Compound 2 was obtained as pale yellow powder. Its molecular formula of C11H12O4 with six degrees of unsaturation was established by a HRESIMS ion peak at m/z 209.0806 [M+H]+. Interpretation of 1H NMR, 13C NMR, DEPT, 1H−1H COSY, HSQC, and HMBC spectroscopic data (Fig. 3) assigned the planar structure of compound 2, which was the same to known compound, 3-methyl-6-hydroxy-8-methoxy-3,4-dihydroisocoumarin (2a) [6], the optical rotation of 2 was similar to that of 2a, indicating these two compounds were the same one. However, the CD spectrum or X-ray diffraction data of 2a was lacking, its NMR data and optical rotation were not enough for determining the absolute configuration. So, the reported stereochemistry of 2a was inaccurate. For the purpose of confirming the absolute configuration, the CD spectrum (Figure S22) was performed, and showed the negative Cotton effect at 231 and 269.5 nm, and positive Cotton effect at 250.5 nm, which was nearly identical to those of angelicoin A [7]. Therefore, the absolute configuration of 2 was assigned as the 3R configuration.

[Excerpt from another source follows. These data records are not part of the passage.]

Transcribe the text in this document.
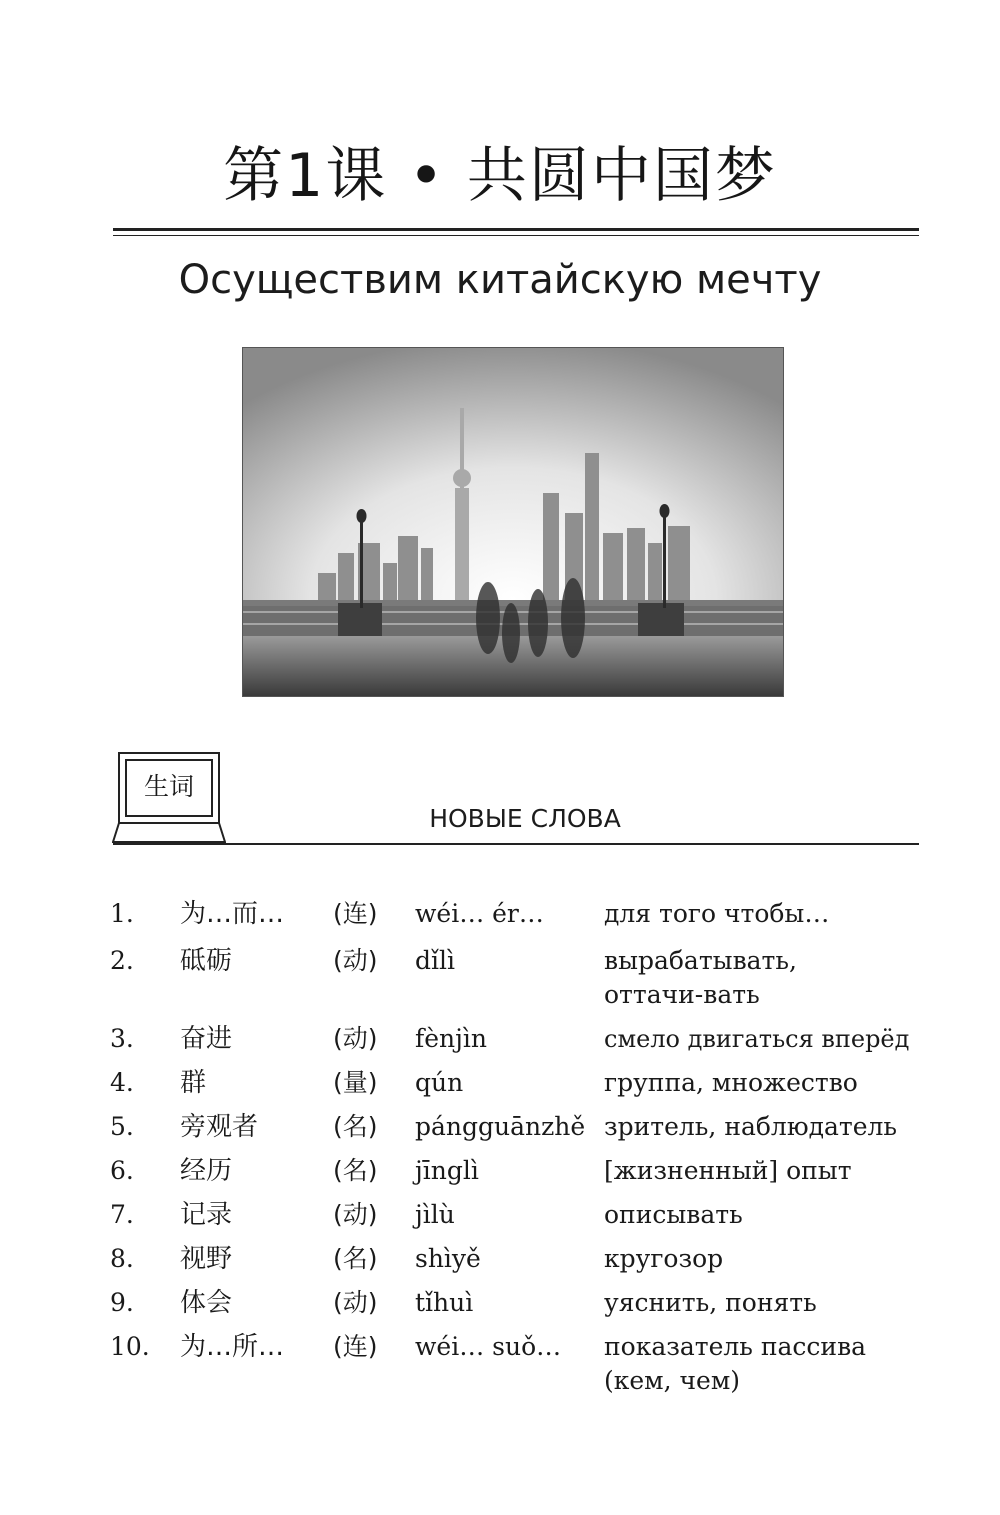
第1课 • 共圆中国梦
Осуществим китайскую мечту
生词
НОВЫЕ СЛОВА
1. 为…而… (连) wéi… ér… для того чтобы…
2. 砥砺	(动) dǐlì	вырабатывать, оттачи-вать
3. 奋进	(动) fènjìn	смело двигаться вперёд
4. 群	(量) qún	группа, множество
5. 旁观者	(名) pángguānzhě зритель, наблюдатель
6. 经历	(名) jīnglì	[жизненный] опыт
7. 记录	(动) jìlù	описывать
8. 视野	(名) shìyě	кругозор
9. 体会	(动) tǐhuì	уяснить, понять
10. 为…所… (连) wéi… suǒ… показатель пассива (кем, чем)
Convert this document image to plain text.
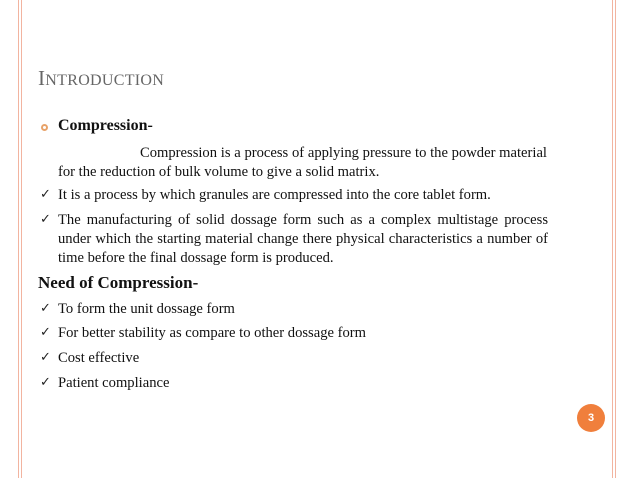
INTRODUCTION
Compression-
Compression is a process of applying pressure to the powder material for the reduction of bulk volume to give a solid matrix.
✓ It is a process by which granules are compressed into the core tablet form.
✓ The manufacturing of solid dossage form such as a complex multistage process under which the starting material change there physical characteristics a number of time before the final dossage form is produced.
Need of Compression-
✓ To form the unit dossage form
✓ For better stability as compare to other dossage form
✓ Cost effective
✓ Patient compliance
3
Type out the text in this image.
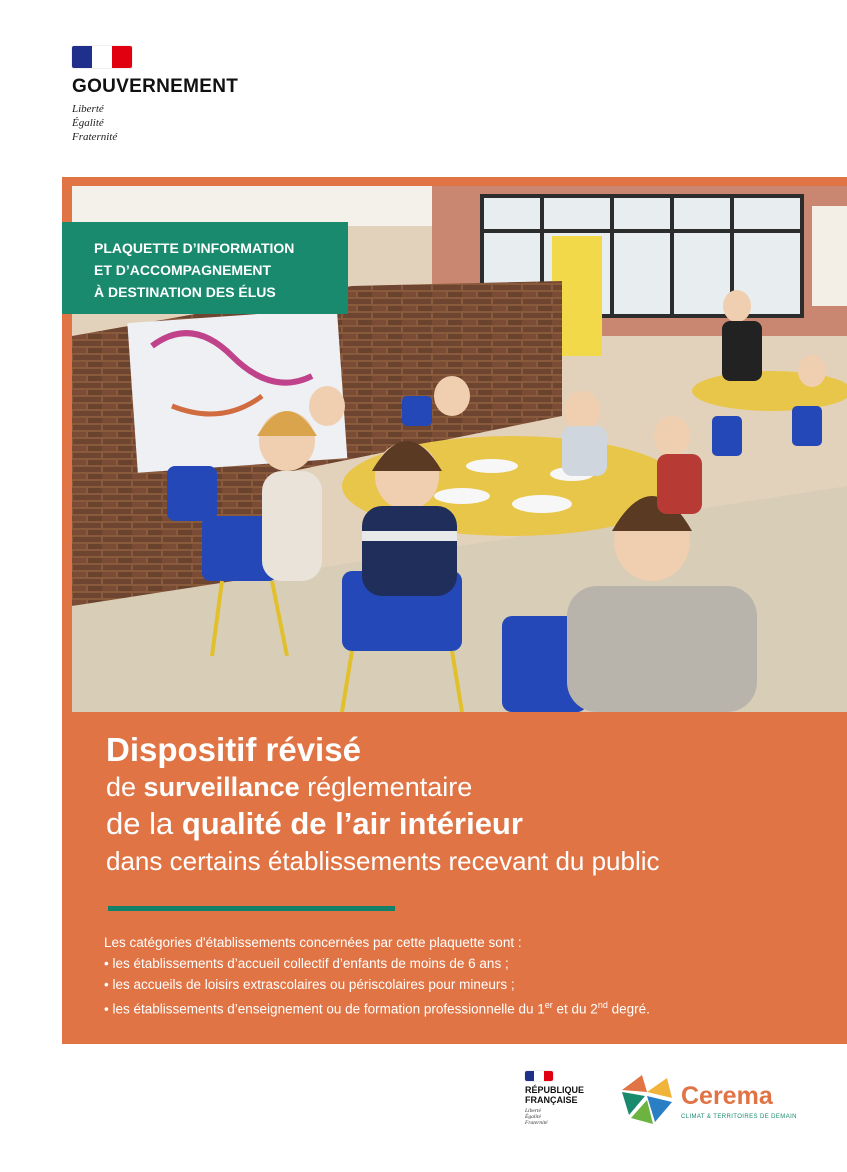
GOUVERNEMENT
Liberté
Égalité
Fraternité
PLAQUETTE D’INFORMATION
ET D’ACCOMPAGNEMENT
À DESTINATION DES ÉLUS
Dispositif révisé
de surveillance réglementaire
de la qualité de l’air intérieur
dans certains établissements recevant du public
Les catégories d'établissements concernées par cette plaquette sont :
• les établissements d’accueil collectif d’enfants de moins de 6 ans ;
• les accueils de loisirs extrascolaires ou périscolaires pour mineurs ;
• les établissements d’enseignement ou de formation professionnelle du 1er et du 2nd degré.
RÉPUBLIQUE
FRANÇAISE
Liberté
Égalité
Fraternité
Cerema
CLIMAT & TERRITOIRES DE DEMAIN
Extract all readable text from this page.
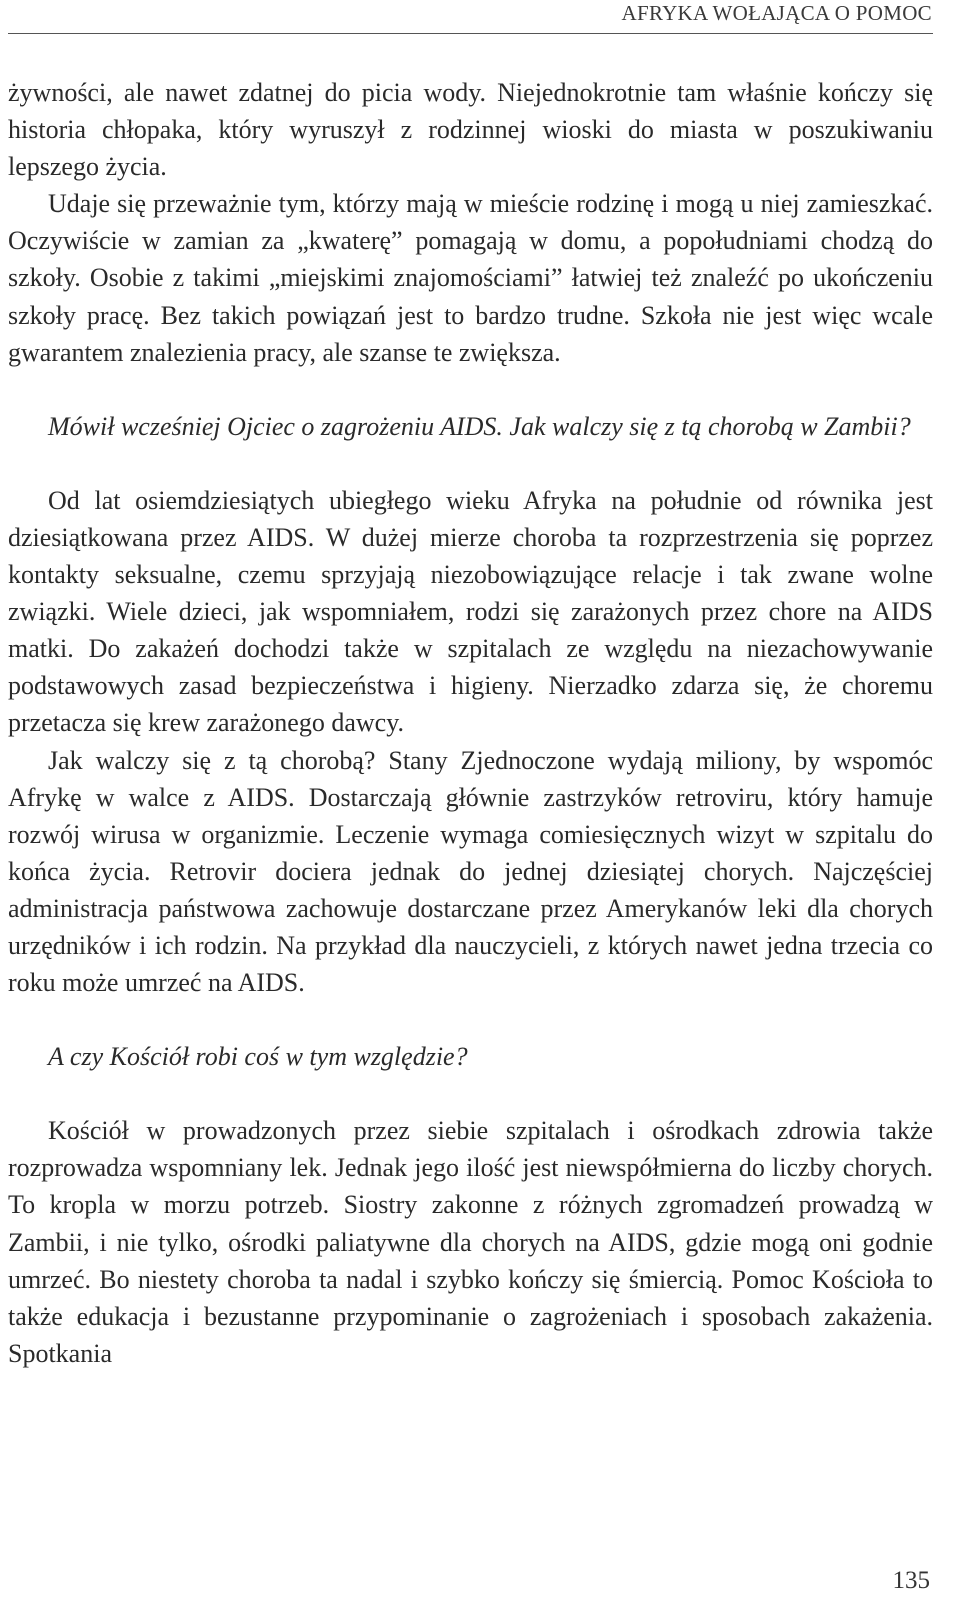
AFRYKA WOŁAJĄCA O POMOC

żywności, ale nawet zdatnej do picia wody. Niejednokrotnie tam właśnie kończy się historia chłopaka, który wyruszył z rodzinnej wioski do miasta w poszukiwaniu lepszego życia.

Udaje się przeważnie tym, którzy mają w mieście rodzinę i mogą u niej zamieszkać. Oczywiście w zamian za „kwaterę” pomagają w domu, a popołudniami chodzą do szkoły. Osobie z takimi „miejskimi znajomościami” łatwiej też znaleźć po ukończeniu szkoły pracę. Bez takich powiązań jest to bardzo trudne. Szkoła nie jest więc wcale gwarantem znalezienia pracy, ale szanse te zwiększa.

Mówił wcześniej Ojciec o zagrożeniu AIDS. Jak walczy się z tą chorobą w Zambii?

Od lat osiemdziesiątych ubiegłego wieku Afryka na południe od równika jest dziesiątkowana przez AIDS. W dużej mierze choroba ta rozprzestrzenia się poprzez kontakty seksualne, czemu sprzyjają niezobowiązujące relacje i tak zwane wolne związki. Wiele dzieci, jak wspomniałem, rodzi się zarażonych przez chore na AIDS matki. Do zakażeń dochodzi także w szpitalach ze względu na niezachowywanie podstawowych zasad bezpieczeństwa i higieny. Nierzadko zdarza się, że choremu przetacza się krew zarażonego dawcy.

Jak walczy się z tą chorobą? Stany Zjednoczone wydają miliony, by wspomóc Afrykę w walce z AIDS. Dostarczają głównie zastrzyków retroviru, który hamuje rozwój wirusa w organizmie. Leczenie wymaga comiesięcznych wizyt w szpitalu do końca życia. Retrovir dociera jednak do jednej dziesiątej chorych. Najczęściej administracja państwowa zachowuje dostarczane przez Amerykanów leki dla chorych urzędników i ich rodzin. Na przykład dla nauczycieli, z których nawet jedna trzecia co roku może umrzeć na AIDS.

A czy Kościół robi coś w tym względzie?

Kościół w prowadzonych przez siebie szpitalach i ośrodkach zdrowia także rozprowadza wspomniany lek. Jednak jego ilość jest niewspółmierna do liczby chorych. To kropla w morzu potrzeb. Siostry zakonne z różnych zgromadzeń prowadzą w Zambii, i nie tylko, ośrodki paliatywne dla chorych na AIDS, gdzie mogą oni godnie umrzeć. Bo niestety choroba ta nadal i szybko kończy się śmiercią. Pomoc Kościoła to także edukacja i bezustanne przypominanie o zagrożeniach i sposobach zakażenia. Spotkania

135
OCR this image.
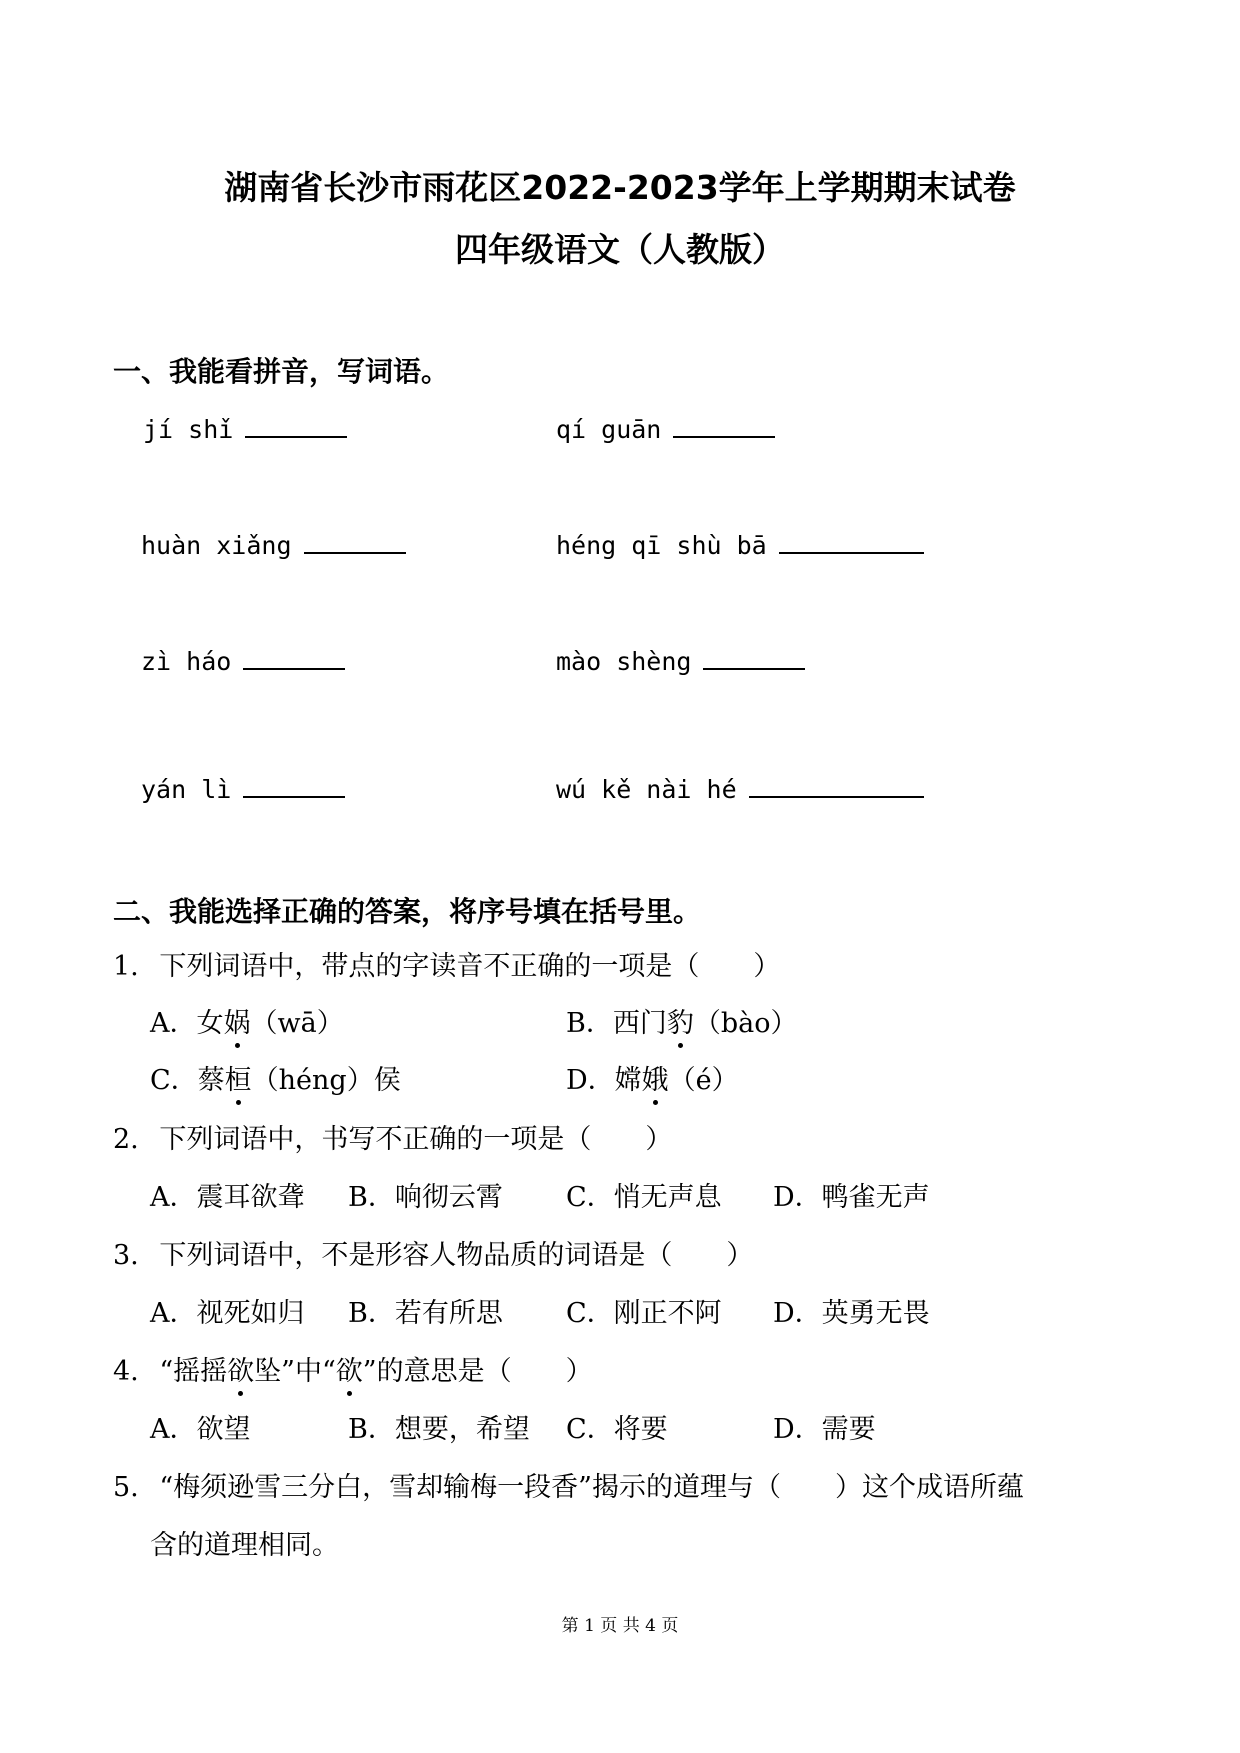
湖南省长沙市雨花区2022-2023学年上学期期末试卷
四年级语文（人教版）
一、我能看拼音，写词语。
jí shǐ	qí guān
huàn xiǎng	héng qī shù bā
zì háo	mào shèng
yán lì	wú kě nài hé
二、我能选择正确的答案，将序号填在括号里。
1. 下列词语中，带点的字读音不正确的一项是（　　）
A．女娲（wā）	B．西门豹（bào）
C．蔡桓（héng）侯	D．嫦娥（é）
2. 下列词语中，书写不正确的一项是（　　）
A．震耳欲聋 B．响彻云霄 C．悄无声息 D．鸭雀无声
3. 下列词语中，不是形容人物品质的词语是（　　）
A．视死如归 B．若有所思 C．刚正不阿 D．英勇无畏
4. “摇摇欲坠”中“欲”的意思是（　　）
A．欲望	B．想要，希望 C．将要	D．需要
5. “梅须逊雪三分白，雪却输梅一段香”揭示的道理与（　　）这个成语所蕴
含的道理相同。
第 1 页 共 4 页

Compounds 1 and 2 were evaluated for anti-HIV activities (efavirenz as the positive control) [8]. Compounds 1 and 2 showed weak anti-HIV activities with the IC50 values of 60.4 and 69.3 μM, respectively, while the CC50 values of 1 and 2 were both more than 100 μM.

In summary, we isolated and fully characterized via extensive spectroscopic analyses a new azaphilone analog and a known isocoumarin from the fungus Penicillium species. These two compounds showed low anti-HIV activities.